No entanto, a ordem também pode surgir de uma maneira muito mais surpreendente — por conta própria, sem nenhum temporizador externo. Quando inúmeras partículas interagem de maneiras complexas, elas podem espontaneamente entrar em um ritmo repetitivo, em vez de se comportarem de forma caótica. Esse fenômeno é conhecido como “cristal do tempo”. Pesquisadores da TU Wien (Viena) demonstraram agora que os cristais do tempo podem se formar por meio de um mecanismo totalmente diferente do que os cientistas acreditavam ser possível. Seus cálculos revelam que as correlações quânticas entre as partículas, que antes se pensava que iriam interromper esses padrões, podem, na verdade, ajudar a estabilizá-los. A descoberta oferece uma nova perspectiva impressionante sobre como comportamentos coletivos emergem em sistemas quânticos de muitas partículas.

Cristais de espaço e cristais de tempo

Quando um líquido congela, suas partículas mudam de desordem para ordem. No estado líquido, as partículas se movem livremente e aleatoriamente, sem mostrar um padrão específico. À medida que o líquido se solidifica, as partículas se fixam em posições precisas, formando uma estrutura espacial regular e repetitiva — um cristal. Um líquido é uniforme em todas as direções, mas em um cristal essa simetria se quebra: ele ganha estrutura, com certas direções se tornando distintas das outras.

Uma quebra de simetria semelhante pode ocorrer ao longo do tempo, em vez de no espaço?
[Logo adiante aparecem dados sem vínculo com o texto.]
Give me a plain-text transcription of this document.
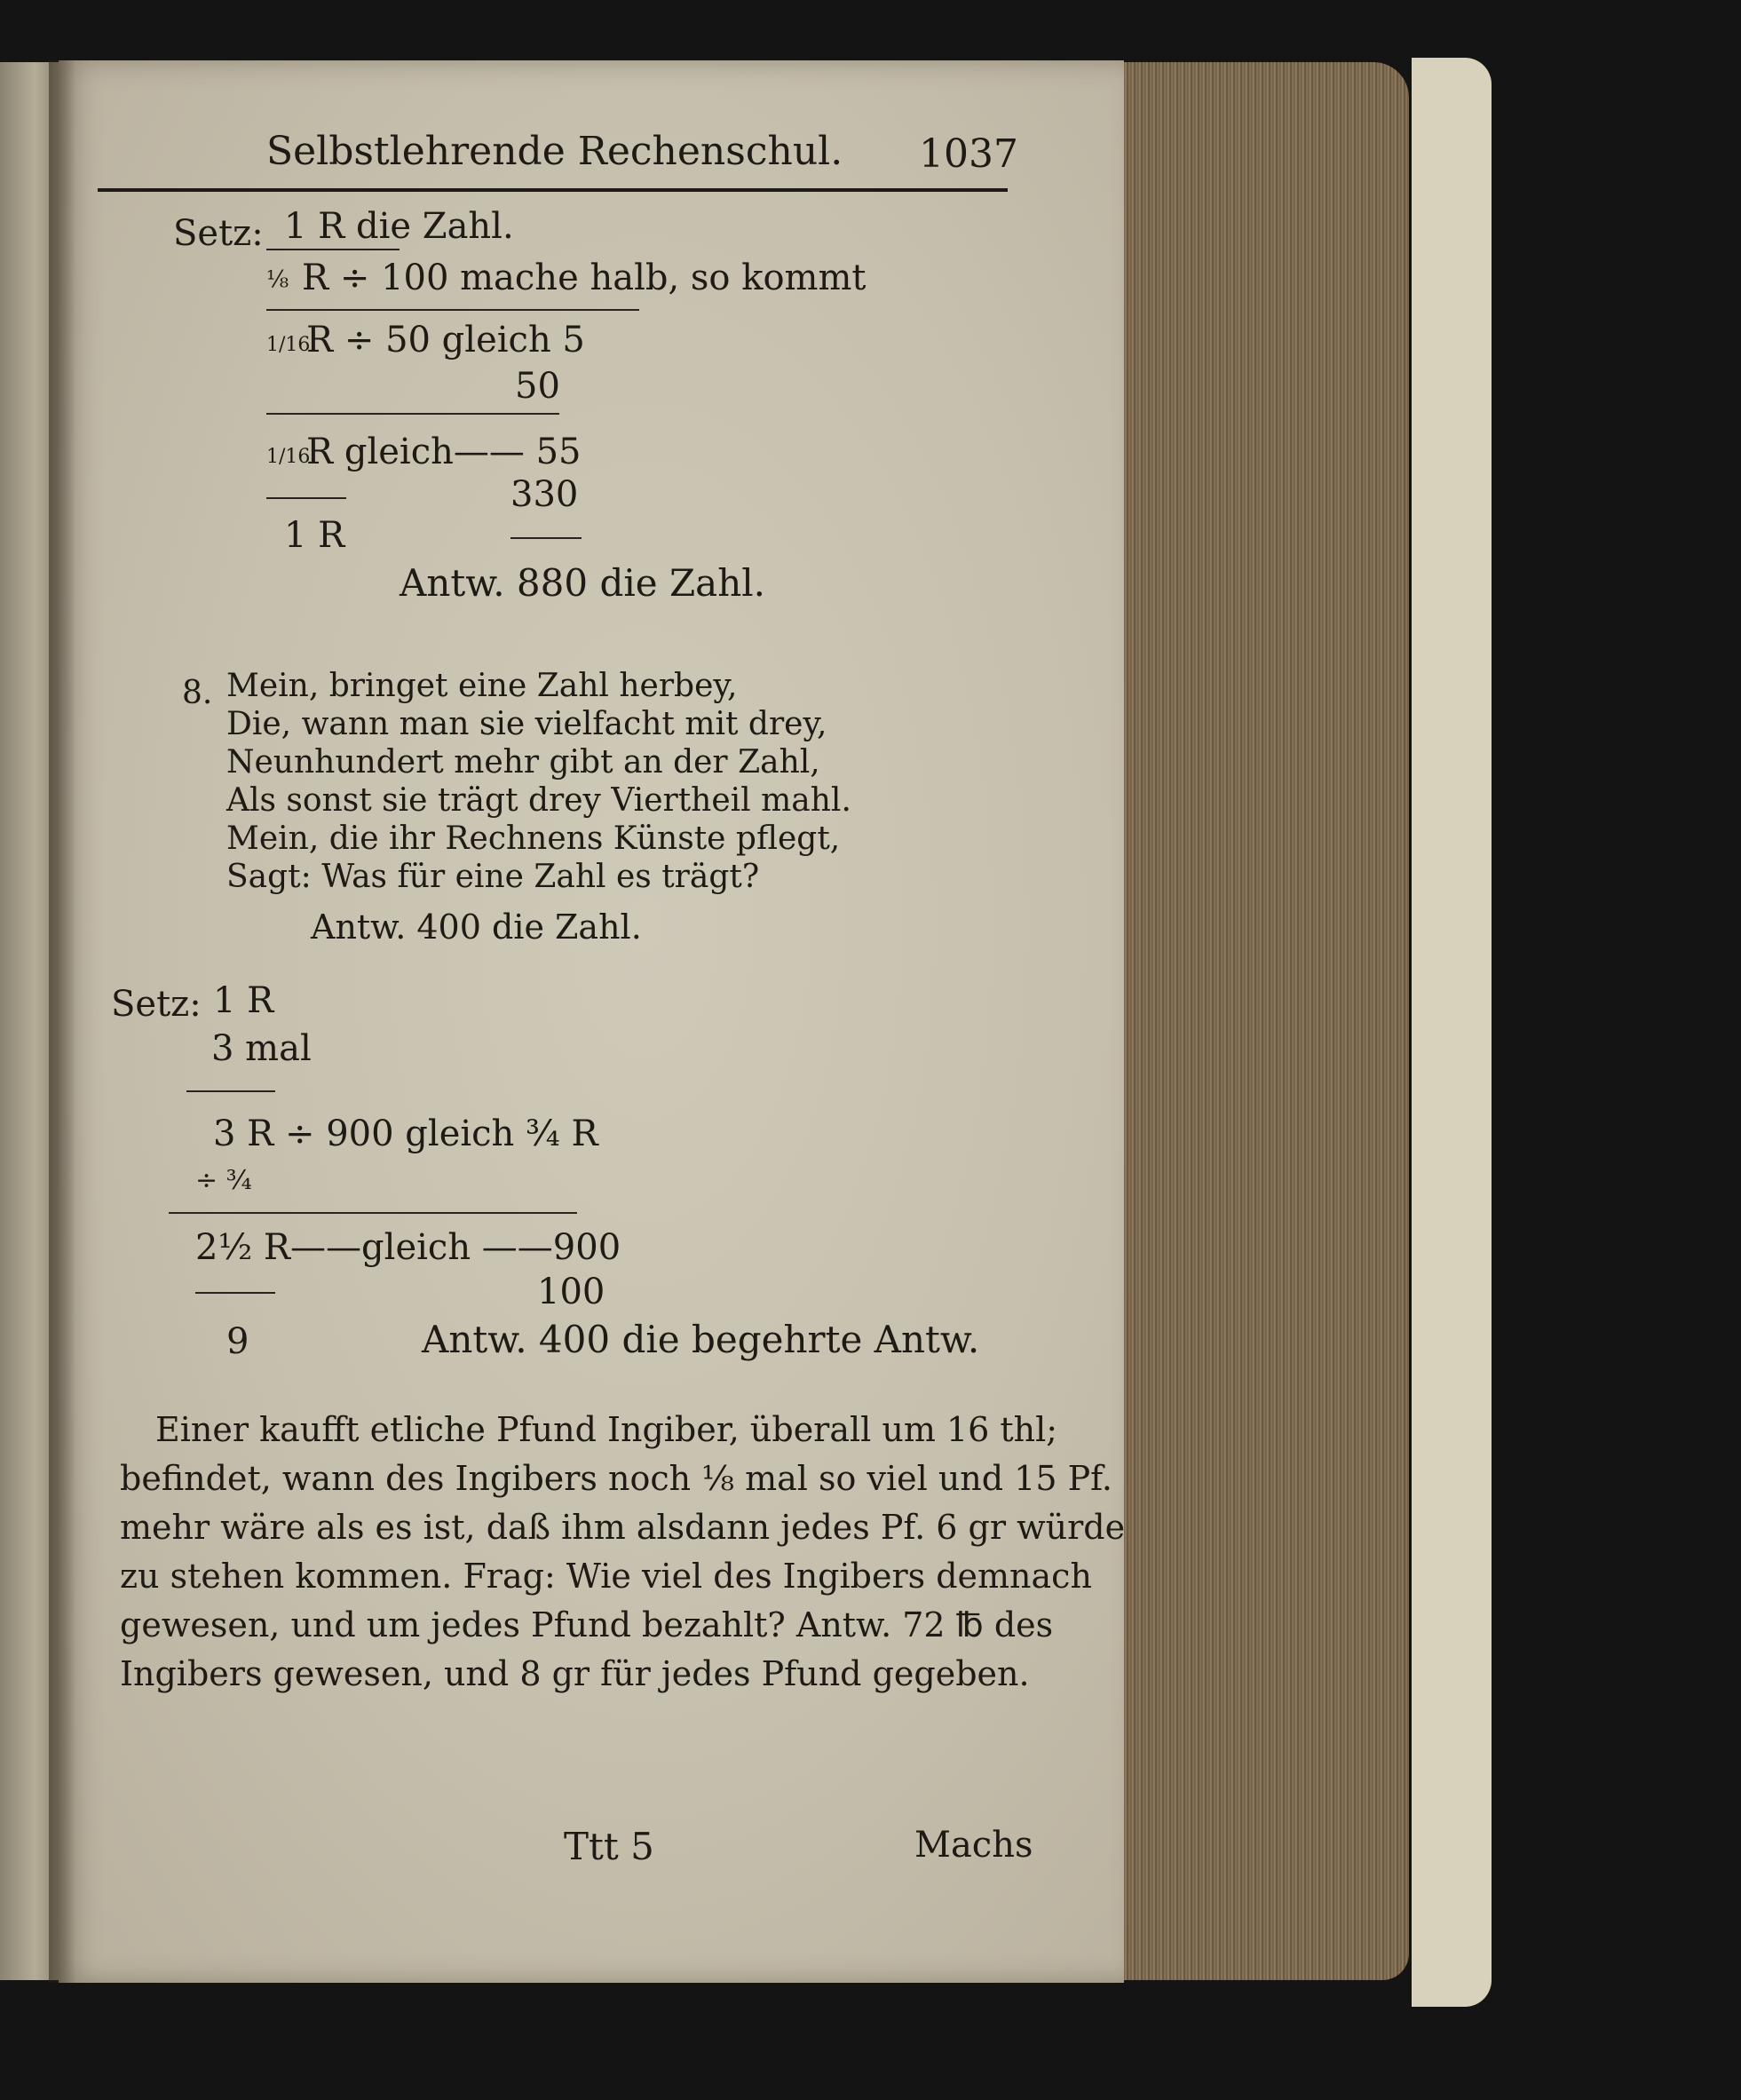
Selbstlehrende Rechenschul. 1037
Setz: 1 R die Zahl.
⅛ R ÷ 100 mache halb, so kommt
1/16
R ÷ 50 gleich 5
50
1/16
R gleich—— 55
330
1 R
Antw. 880 die Zahl.
8. Mein, bringet eine Zahl herbey,
Die, wann man sie vielfacht mit drey,
Neunhundert mehr gibt an der Zahl,
Als sonst sie trägt drey Viertheil mahl.
Mein, die ihr Rechnens Künste pflegt,
Sagt: Was für eine Zahl es trägt?
Antw. 400 die Zahl.
Setz: 1 R
3 mal
3 R ÷ 900 gleich ¾ R
÷ ¾
2½ R——gleich ——900
100
9	Antw. 400 die begehrte Antw.
Einer kaufft etliche Pfund Ingiber, überall um 16 thl;
befindet, wann des Ingibers noch ⅛ mal so viel und 15 Pf.
mehr wäre als es ist, daß ihm alsdann jedes Pf. 6 gr würde
zu stehen kommen. Frag: Wie viel des Ingibers demnach
gewesen, und um jedes Pfund bezahlt? Antw. 72 ℔ des
Ingibers gewesen, und 8 gr für jedes Pfund gegeben.
Ttt 5	Machs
Poderia um sistema quântico que inicialmente se comporta de forma idêntica a cada momento desenvolver espontaneamente um padrão temporal repetido — um ritmo que marca a emergência da ordem no próprio tempo?

Flutuações quânticas: prejudiciais ou úteis?

“Essa questão tem sido objeto de pesquisas intensivas na física quântica por mais de dez anos”, diz Felix Russo, do Instituto de Física Teórica da TU Wien, que está realizando pesquisas para sua tese de doutorado na equipe do Prof. Thomas Pohl. De fato, foi demonstrado que os chamados cristais do tempo são possíveis — sistemas nos quais um ritmo temporal é estabelecido sem que a batida seja imposta externamente.

“No entanto, pensava-se que isso só poderia ocorrer em sistemas muito específicos, como gases quânticos, cuja física pode ser bem descrita por médias sem precisar levar em conta as flutuações aleatórias que são inevitáveis na física quântica”, diz Felix Russo. “Agora mostramos que, precisamente as correlações quânticas entre as partículas, que antes se pensava que impedissem a formação de cristais do tempo, podem levar ao surgimento de fases cristalinas de tempo.”

As complexas interações quânticas entre as partículas induzem um comportamento coletivo que não pode ser explicado no nível das partículas individuais — semelhante ao modo como a fumaça de uma vela apagada pode, às vezes, formar uma série regular de anéis de fumaça; um fenômeno cujo ritmo não é ditado de fora e que não pode ser compreendido a partir de partículas de fumaça únicas.

Partículas na rede de laser

“Estamos investigando uma rede bidimensional de partículas mantidas no lugar por feixes de laser”, diz Felix Russo. “E aqui podemos mostrar que o estado da rede começa a oscilar — devido à interação quântica entre as partículas.”

A pesquisa oferece a oportunidade de entender melhor a teoria dos sistemas quânticos de muitas partículas — abrindo caminho para novas tecnologias quânticas ou técnicas de medição quântica de alta precisão.